Patologie

Spermaturia

spermaturia img

La spermaturia è una condizione patologica che vede la presenza di spermatozoi nelle urine, si presenta anche nei maschi di altre specie animali, la causa più frequente è l’eiaculazione retrograda.

L’eiaculazione retrograda prevede che lo sperma invece di venire eiaculato all’esterno tramite il pene, torna indietro nella vescica.

Normalmente, durante il processo di eiaculazione, il collo vescicale si chiude e lo sperma esce dal pene, mentre nella condizione di eiaculazione retrograda, il collo vescicale resta aperto e lo sperma ci finisce dentro, dando poi origine al fenomeno della spermaturia.
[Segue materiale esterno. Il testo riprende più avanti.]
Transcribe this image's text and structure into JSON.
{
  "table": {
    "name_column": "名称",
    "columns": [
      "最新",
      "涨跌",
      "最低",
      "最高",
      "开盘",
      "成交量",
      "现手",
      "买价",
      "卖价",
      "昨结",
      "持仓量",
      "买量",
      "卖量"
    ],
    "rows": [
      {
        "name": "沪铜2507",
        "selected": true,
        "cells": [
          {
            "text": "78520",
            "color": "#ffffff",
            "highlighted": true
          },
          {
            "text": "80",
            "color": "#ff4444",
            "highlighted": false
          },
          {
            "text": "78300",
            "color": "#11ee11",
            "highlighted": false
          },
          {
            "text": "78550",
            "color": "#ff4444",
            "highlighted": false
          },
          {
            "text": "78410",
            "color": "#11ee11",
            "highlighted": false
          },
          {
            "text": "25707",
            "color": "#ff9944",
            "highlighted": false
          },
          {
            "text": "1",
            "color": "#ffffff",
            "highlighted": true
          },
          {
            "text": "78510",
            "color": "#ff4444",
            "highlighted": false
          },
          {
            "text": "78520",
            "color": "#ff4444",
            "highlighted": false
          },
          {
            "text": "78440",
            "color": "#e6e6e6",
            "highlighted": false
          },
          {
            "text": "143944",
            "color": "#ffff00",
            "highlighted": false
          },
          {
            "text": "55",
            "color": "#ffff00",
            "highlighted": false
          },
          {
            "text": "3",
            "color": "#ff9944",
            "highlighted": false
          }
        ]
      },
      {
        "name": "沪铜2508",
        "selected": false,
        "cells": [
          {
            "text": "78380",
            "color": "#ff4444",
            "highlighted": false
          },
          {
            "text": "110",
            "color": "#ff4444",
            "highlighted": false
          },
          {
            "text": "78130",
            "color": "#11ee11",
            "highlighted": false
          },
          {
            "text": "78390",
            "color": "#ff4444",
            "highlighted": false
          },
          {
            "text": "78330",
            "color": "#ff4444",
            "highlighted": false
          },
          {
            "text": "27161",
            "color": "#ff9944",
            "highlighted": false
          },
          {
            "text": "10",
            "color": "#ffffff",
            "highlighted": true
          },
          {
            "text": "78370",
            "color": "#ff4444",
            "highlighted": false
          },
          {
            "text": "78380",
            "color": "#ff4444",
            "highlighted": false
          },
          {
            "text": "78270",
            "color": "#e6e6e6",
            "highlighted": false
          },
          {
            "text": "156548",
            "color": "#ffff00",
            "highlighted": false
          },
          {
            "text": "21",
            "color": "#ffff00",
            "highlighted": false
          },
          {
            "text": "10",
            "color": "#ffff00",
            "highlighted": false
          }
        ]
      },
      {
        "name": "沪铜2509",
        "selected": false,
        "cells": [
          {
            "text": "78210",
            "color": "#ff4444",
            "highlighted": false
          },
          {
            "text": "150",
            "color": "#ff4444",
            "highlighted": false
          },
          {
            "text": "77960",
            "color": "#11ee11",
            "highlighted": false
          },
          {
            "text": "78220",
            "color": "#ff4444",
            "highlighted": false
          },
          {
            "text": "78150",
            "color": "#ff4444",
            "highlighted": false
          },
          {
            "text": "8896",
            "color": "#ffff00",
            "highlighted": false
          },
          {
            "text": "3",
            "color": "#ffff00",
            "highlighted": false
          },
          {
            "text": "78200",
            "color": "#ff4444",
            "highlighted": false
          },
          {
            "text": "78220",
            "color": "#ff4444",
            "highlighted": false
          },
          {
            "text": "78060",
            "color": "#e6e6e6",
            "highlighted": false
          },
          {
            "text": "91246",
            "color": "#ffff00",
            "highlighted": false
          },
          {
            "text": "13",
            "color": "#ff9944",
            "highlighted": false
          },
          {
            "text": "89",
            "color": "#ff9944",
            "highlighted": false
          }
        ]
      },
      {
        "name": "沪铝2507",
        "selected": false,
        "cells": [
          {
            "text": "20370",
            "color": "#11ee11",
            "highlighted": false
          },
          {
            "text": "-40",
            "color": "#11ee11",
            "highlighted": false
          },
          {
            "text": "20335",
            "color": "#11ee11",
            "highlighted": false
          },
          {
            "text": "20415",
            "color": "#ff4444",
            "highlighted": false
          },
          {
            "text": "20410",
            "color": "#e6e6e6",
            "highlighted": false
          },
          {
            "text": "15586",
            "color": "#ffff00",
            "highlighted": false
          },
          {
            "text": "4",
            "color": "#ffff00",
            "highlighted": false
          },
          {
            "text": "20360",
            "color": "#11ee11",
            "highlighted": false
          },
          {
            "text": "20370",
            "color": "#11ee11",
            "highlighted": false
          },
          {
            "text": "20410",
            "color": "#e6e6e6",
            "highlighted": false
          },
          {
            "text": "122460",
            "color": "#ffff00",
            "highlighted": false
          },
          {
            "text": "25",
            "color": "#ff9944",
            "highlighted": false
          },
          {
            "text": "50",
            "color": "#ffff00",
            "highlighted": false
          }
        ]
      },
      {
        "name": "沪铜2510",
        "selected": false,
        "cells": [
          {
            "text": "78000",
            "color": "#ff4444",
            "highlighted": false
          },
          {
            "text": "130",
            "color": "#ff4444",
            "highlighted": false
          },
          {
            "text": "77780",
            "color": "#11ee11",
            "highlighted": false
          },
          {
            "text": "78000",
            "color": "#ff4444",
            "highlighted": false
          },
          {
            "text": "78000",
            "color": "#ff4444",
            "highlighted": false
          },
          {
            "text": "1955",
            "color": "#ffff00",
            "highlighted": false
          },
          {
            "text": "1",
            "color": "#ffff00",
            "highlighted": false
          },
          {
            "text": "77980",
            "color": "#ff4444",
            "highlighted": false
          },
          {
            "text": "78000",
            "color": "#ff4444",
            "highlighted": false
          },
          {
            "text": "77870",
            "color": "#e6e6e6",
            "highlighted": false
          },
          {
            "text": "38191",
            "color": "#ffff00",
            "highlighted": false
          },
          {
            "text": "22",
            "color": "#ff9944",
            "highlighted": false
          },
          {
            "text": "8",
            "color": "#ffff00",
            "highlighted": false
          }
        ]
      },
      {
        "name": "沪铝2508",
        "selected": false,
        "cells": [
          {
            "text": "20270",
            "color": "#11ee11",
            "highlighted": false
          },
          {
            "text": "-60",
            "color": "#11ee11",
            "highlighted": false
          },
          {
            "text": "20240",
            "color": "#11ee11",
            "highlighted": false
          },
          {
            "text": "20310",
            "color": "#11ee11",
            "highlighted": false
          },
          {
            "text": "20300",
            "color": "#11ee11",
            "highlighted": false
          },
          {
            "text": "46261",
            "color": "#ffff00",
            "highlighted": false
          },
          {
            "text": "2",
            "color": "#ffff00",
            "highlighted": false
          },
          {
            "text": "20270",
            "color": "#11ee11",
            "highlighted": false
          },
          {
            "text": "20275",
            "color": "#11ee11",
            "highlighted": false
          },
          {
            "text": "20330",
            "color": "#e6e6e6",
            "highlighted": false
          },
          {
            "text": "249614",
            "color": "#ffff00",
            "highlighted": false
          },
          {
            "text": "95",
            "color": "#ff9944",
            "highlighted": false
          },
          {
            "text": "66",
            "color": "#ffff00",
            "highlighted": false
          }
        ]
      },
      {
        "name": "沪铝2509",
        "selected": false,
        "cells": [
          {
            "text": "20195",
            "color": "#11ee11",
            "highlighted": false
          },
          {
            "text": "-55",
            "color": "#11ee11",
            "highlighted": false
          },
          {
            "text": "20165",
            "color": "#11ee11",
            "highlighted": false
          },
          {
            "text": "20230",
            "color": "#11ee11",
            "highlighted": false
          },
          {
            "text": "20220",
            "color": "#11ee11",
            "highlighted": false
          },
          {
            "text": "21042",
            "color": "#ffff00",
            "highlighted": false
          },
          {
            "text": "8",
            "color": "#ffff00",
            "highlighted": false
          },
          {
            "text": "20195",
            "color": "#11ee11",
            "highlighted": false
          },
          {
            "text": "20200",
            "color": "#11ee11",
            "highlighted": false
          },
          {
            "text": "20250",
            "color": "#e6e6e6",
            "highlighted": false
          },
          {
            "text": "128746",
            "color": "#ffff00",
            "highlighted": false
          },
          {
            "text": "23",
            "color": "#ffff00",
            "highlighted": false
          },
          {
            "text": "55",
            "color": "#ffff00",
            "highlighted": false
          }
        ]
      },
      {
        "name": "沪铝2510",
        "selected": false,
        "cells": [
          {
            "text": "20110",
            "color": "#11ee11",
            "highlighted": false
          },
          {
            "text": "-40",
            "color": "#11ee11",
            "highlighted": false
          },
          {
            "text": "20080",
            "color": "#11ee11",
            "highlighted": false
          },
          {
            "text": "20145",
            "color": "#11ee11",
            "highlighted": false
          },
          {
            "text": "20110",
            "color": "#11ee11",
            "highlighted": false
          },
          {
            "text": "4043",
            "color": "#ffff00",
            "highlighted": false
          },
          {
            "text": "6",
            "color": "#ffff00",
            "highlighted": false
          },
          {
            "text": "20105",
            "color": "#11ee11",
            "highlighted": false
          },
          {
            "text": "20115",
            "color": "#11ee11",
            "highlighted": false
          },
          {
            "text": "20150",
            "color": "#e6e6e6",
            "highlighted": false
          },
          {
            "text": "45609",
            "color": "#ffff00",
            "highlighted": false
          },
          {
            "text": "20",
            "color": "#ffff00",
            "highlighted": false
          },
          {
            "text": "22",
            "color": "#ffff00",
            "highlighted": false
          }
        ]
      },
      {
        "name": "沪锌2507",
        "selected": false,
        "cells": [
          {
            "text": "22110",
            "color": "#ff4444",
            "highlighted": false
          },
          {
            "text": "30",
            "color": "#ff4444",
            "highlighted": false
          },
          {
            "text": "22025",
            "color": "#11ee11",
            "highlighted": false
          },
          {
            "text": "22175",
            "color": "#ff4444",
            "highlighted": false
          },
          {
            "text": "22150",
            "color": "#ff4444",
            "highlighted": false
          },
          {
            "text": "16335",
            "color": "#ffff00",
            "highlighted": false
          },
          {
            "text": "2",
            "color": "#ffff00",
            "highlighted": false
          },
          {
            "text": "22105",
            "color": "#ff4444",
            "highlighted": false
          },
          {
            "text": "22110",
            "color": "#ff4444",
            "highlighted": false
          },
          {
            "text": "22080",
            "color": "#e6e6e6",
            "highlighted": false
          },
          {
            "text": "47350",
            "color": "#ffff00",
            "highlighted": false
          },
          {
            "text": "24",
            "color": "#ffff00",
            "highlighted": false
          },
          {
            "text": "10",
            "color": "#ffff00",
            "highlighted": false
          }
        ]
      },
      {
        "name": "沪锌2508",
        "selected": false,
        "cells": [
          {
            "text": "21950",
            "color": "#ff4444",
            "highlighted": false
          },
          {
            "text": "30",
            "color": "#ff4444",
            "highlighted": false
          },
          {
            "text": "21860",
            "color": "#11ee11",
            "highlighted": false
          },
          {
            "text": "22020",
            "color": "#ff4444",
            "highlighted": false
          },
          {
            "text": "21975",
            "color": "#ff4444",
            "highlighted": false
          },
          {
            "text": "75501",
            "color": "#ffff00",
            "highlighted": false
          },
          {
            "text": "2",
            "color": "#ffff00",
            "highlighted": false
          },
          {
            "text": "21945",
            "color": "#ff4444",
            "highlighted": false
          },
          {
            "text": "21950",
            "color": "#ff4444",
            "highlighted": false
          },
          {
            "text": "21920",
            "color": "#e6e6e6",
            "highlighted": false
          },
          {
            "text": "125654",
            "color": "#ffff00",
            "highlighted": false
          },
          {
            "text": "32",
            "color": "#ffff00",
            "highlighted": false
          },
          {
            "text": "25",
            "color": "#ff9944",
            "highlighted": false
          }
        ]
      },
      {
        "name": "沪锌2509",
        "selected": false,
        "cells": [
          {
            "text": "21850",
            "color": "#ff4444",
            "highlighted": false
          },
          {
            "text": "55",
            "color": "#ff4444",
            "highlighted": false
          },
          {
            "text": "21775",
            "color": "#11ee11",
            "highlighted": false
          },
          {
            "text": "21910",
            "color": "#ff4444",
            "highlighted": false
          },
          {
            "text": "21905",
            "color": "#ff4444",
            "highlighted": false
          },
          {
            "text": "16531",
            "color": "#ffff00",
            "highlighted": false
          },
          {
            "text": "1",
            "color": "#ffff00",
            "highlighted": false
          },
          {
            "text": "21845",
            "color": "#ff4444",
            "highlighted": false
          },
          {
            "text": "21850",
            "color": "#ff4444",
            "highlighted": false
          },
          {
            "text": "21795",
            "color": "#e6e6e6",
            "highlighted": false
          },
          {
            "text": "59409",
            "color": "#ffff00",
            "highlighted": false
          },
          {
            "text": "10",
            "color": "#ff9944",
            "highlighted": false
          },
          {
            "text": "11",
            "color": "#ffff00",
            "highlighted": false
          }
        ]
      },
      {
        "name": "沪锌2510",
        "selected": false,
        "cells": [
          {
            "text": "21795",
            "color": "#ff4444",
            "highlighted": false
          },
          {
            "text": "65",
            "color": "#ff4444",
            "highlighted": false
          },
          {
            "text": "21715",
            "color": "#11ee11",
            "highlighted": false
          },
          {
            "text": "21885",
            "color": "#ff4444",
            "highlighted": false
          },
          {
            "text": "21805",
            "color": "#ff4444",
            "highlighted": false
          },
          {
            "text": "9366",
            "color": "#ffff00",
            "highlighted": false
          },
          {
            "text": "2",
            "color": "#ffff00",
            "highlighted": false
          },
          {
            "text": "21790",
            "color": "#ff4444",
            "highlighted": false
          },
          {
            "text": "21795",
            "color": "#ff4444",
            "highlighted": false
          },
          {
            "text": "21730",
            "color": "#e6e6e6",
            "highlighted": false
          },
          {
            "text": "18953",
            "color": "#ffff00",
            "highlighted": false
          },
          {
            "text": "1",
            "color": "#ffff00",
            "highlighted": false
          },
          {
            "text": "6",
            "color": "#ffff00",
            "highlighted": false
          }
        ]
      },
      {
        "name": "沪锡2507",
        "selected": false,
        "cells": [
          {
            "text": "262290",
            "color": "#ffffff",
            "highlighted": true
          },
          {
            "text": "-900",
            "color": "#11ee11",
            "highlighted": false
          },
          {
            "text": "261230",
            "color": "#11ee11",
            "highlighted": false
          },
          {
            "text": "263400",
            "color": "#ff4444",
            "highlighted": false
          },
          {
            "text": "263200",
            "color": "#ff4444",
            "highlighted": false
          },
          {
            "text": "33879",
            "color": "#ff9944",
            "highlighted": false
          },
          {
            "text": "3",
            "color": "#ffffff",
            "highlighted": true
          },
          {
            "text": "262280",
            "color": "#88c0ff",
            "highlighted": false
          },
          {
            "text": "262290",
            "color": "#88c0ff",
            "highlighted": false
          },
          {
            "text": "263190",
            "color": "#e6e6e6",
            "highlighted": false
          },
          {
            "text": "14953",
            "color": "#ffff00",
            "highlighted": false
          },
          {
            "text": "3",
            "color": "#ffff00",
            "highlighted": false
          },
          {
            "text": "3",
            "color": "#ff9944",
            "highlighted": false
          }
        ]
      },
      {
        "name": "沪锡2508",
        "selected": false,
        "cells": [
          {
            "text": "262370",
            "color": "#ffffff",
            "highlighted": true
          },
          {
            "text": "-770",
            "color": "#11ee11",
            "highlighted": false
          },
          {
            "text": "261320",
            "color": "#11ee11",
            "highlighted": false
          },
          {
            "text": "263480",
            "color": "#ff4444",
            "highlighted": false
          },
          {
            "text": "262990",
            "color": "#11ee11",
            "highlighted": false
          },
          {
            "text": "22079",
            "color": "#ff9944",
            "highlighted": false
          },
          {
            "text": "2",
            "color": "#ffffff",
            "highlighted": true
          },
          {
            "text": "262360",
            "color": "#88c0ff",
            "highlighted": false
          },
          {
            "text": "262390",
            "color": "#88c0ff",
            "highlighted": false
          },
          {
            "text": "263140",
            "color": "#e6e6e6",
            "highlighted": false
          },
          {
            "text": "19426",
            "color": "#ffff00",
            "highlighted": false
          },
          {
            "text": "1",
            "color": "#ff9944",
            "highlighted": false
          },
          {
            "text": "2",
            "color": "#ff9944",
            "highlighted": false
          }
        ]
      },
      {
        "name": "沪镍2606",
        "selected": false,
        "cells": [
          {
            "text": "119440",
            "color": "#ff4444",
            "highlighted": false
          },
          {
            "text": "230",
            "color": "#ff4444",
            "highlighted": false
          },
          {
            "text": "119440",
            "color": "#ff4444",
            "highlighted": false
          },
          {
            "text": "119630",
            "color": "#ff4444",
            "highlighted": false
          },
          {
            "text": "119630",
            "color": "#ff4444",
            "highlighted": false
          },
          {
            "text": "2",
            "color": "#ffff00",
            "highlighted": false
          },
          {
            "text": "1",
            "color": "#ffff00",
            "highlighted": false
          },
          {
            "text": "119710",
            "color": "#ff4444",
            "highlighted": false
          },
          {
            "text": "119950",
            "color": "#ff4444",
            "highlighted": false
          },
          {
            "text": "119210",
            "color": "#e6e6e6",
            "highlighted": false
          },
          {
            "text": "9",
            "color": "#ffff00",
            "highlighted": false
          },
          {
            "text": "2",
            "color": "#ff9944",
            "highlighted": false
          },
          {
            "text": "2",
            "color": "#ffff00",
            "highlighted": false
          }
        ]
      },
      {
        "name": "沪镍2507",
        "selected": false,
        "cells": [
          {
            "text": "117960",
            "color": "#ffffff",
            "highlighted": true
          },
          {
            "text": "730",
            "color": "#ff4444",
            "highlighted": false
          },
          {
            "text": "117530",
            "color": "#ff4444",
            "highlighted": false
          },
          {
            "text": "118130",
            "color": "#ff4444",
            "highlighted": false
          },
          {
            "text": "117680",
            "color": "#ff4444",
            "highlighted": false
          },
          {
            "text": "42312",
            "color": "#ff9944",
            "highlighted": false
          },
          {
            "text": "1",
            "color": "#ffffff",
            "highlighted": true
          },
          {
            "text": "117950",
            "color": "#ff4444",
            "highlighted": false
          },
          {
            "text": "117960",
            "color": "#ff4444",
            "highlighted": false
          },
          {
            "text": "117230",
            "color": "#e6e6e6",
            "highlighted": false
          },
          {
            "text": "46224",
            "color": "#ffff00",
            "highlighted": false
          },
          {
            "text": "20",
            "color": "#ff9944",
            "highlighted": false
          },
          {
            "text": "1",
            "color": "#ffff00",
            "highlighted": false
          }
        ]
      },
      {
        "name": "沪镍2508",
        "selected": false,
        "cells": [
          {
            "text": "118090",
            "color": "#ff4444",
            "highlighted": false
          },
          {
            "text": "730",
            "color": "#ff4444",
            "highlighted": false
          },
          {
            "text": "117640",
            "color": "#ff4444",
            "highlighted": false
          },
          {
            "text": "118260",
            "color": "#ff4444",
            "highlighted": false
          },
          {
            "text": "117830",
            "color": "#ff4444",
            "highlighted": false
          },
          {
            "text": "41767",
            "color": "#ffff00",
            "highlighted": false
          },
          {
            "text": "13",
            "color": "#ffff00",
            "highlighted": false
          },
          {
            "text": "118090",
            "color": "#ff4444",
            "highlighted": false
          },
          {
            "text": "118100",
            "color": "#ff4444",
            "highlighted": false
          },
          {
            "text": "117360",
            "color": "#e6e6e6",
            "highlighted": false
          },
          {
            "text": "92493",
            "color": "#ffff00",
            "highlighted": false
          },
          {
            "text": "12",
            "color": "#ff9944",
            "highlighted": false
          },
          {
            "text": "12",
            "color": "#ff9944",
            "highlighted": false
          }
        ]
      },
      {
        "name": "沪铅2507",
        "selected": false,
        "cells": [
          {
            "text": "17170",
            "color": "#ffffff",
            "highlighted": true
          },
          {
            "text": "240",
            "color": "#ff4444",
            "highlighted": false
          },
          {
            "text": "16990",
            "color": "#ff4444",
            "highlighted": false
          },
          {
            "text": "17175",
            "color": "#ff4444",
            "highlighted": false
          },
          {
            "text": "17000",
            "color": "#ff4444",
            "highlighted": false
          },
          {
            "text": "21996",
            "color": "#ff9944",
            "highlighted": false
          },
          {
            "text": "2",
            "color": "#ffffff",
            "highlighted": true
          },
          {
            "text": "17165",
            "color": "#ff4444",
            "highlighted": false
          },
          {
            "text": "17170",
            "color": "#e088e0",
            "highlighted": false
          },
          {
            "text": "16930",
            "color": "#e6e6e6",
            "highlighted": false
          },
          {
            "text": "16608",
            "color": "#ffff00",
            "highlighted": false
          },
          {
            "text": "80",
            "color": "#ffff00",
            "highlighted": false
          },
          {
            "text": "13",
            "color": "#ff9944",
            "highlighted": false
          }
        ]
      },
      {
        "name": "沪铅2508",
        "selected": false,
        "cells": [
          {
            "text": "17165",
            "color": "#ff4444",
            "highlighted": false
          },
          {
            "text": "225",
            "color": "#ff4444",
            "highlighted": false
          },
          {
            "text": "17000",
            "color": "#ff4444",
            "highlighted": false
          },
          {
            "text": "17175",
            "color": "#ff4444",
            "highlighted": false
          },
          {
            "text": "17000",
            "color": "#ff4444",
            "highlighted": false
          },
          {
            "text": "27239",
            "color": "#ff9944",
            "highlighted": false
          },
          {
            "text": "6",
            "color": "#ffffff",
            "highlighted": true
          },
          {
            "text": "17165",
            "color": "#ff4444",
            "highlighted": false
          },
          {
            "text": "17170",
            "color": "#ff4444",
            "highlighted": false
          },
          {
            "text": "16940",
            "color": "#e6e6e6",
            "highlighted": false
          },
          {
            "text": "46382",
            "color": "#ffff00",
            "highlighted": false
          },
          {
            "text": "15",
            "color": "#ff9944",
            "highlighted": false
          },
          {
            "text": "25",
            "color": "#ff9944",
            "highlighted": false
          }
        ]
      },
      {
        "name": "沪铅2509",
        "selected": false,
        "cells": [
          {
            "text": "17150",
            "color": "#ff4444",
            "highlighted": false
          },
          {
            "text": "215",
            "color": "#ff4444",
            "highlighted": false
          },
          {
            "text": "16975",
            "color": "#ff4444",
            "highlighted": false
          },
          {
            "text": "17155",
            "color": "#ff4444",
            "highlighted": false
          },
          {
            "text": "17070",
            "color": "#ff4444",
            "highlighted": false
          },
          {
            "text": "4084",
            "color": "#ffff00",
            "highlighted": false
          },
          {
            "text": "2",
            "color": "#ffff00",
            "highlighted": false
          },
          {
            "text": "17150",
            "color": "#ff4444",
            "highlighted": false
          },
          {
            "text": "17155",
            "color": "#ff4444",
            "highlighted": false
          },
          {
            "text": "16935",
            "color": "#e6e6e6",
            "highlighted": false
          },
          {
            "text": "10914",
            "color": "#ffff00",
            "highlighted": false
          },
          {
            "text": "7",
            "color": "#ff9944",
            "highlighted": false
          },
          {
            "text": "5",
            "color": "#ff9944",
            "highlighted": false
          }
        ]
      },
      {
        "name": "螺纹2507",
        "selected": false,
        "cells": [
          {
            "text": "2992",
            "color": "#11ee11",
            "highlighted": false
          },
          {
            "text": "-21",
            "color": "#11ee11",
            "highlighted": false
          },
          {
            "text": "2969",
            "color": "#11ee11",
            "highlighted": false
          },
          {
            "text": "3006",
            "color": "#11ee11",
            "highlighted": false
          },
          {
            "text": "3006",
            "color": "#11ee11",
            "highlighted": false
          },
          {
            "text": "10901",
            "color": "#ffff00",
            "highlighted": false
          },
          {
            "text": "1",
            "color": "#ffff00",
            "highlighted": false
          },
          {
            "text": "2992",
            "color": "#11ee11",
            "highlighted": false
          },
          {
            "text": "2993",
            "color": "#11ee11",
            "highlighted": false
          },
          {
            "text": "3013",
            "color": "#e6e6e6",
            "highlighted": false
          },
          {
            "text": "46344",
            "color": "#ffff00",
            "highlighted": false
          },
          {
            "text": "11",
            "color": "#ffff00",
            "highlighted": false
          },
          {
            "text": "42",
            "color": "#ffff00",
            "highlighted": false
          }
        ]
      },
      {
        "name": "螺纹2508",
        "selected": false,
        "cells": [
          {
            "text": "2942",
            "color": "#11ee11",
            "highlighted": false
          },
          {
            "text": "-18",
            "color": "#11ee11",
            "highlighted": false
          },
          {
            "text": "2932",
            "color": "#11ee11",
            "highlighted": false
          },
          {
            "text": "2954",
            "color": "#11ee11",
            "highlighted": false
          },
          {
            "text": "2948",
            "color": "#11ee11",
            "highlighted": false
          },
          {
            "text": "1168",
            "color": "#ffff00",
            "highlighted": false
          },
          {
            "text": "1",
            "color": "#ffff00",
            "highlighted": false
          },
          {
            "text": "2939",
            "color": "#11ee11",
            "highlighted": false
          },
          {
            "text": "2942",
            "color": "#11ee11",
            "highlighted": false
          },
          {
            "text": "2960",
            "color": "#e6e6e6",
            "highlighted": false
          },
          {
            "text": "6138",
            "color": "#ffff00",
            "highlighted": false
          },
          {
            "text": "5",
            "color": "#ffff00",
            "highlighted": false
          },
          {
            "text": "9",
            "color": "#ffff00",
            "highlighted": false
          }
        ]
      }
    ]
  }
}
Questa condizione non è dolorosa né tanto meno dolorosa, non impedisce di raggiungere l’orgasmo e non ha conseguenze sulla salute in generale, ma può essere causa di sterilità per via della diminuzione o assenza di sperma eiaculato tramite il pene.

Lo sperma finito nella vescica durante il rapporto sessuale, viene poi espulso nella prima minzione successiva.

Sintomi

La spermaturia è difficile da individuare, poiché non porta nessun sintomo particolare se non la presenza di sperma all’interno delle urine.

Potrebbe essere una spia di questa condizione l’impossibilità a generare una gravidanza, poiché tra i sintomi della eiaculazione retrograda e spermaturia c’è lo stato di infertilità.

Diagnosi

In caso si sospetti una eiaculazione retrograda o una condizione di spermaturia è necessario effettuare un esame delle urine, poiché lo sperma finisce in vescica e viene poi espulso nella minzione successiva al coito lasciando traccia.

L’analisi delle urine e l’esame urodinamico, test che valuta la funzionalità di vescica e uretra, permettono di avere una diagnosi definitiva certa.

Cura e prevenzione

Nel caso in cui ci si rende conto di anomalie nell’eiaculazione è bene contattare uno specialista in urologia che prescriverà tutti gli esami del caso e darà la cura più appropriata per risolvere il problema.

In alcuni casi il problema viene risolto con una cura farmacologica con imipramina o pseudoefedrina, mentre in altri, con trattamenti di elettroeiaculazione rettale.